Elena levantó los ojos hacia él. Había cierta dureza en su voz, pero también un intento mal disimulado de cumplir algún deber.
—No necesito tarjetas, Fernando.— respondió firme, pero sin elevar el tono.— Necesito un marido.
Él sostuvo la copa de vino por un instante, sin beber. Se recostó en la silla y la encaró con una mirada profunda, pero distante.
—No puedo darte eso ahora.— dijo, seco.
Las palabras cayeron como una piedra sobre el corazón de Elena. Aún así, ella levantó la barbilla, mostrando un coraje que tal vez ni siquiera sabía que poseía.
—Entonces haré lo posible con lo que me des.— concluyó, guardando la tarjeta consigo.
Fernando asintió, en silencio y la cena terminó en un clima pesado.
Horas después, ambos se recogieron al dormitorio principal. Elena, aún con la mente agitada, se sentó en el tocador para soltar su cabello largo y oscuro. El espejo reflejaba su rostro cansado, pero había determinación en sus ojos. Ella había esperado por este matrimonio durante diez años; no permitiría que fantasmas la vencieran.
Fernando entró en el cuarto, quitándose la corbata con un gesto impaciente. Dejó el saco sobre el sillón y una nueva botella de whisky sobre la bandeja.
—Bebes demasiado.— dijo Elena, casi en un susurro.
Él se detuvo, mirándola a través del reflejo del espejo.
—Y tú hablas demasiado.— respondió, pero sin agresividad. Era solo una constatación fría.
Elena bajó los ojos, controlando las ganas de replicar. Se levantó y fue hasta la cama. Se acurrucó entre las sábanas de seda, sintiendo el perfume amaderado que aún exhalaba de su ropa.
Fernando, tras algunos minutos bebiendo en el balcón, volvió al cuarto. Sin decir nada, se quitó solo los zapatos y se acostó a su lado. El colchón se hundió levemente, aproximando sus cuerpos, pero él se giró hacia el otro lado, de espaldas.
Elena permaneció inmóvil, con el corazón latiendo rápido. Esperaba, tal vez, un gesto, un toque, un beso. Algo que mostrara que aquel matrimonio no era solo un arreglo entre familias. Pero nada llegó.
En la oscuridad, oyó solo el sonido de su respiración, firme y constante, mezclada al aroma fuerte del whisky.
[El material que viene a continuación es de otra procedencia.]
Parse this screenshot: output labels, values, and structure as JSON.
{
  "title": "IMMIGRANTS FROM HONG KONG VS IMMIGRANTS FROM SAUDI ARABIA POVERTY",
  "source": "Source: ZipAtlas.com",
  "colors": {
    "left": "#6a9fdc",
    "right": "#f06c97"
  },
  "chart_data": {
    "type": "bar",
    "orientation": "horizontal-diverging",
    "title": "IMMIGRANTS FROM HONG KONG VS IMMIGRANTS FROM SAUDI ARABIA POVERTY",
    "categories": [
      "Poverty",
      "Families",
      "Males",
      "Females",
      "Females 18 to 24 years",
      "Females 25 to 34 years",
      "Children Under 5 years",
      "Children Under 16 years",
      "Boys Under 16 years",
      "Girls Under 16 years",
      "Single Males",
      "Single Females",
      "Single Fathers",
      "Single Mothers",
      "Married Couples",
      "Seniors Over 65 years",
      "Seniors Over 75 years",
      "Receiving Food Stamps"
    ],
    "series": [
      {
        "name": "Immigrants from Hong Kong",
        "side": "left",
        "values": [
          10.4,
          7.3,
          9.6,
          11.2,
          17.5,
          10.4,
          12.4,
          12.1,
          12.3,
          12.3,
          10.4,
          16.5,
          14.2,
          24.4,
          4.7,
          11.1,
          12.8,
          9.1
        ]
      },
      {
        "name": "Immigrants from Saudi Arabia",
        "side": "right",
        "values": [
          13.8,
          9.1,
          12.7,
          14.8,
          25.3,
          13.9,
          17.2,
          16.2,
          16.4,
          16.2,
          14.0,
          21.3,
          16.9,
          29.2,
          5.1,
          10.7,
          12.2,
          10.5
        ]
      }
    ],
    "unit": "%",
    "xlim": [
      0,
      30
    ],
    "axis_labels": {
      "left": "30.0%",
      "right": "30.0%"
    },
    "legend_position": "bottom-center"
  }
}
Ella cerró los ojos con fuerza, conteniendo las lágrimas que amenazaban con caer. Ella creía que detrás de aquella frialdad, había un hombre capaz de amar.
Elena despertó en medio de la noche, aún sin sueño. La luna entraba por la cortina entreabierta, iluminando parcialmente el cuarto. Fernando dormía profundamente, con una expresión relajada que contrastaba con la dureza que mostraba en vigilia.
Ella lo observó en silencio. Cada trazo, cada línea del rostro, parecía cargar historias que no conocía. Se preguntaba si algún día tendría espacio en su corazón, o si pasaría la vida como una sombra delante de Valeria.
Se levantó despacio, caminó hasta el balcón y respiró el aire frío de la madrugada. Allá abajo, las luces de Madrid centelleaban como joyas esparcidas. Elena se sintió pequeña delante de tanto brillo, pero una llama dentro de ella quemaba: no sería olvidada, no sería solo una sustituta.
Regresó a la cama, se acostó a su lado, y finalmente, dejó que el sueño la venciera.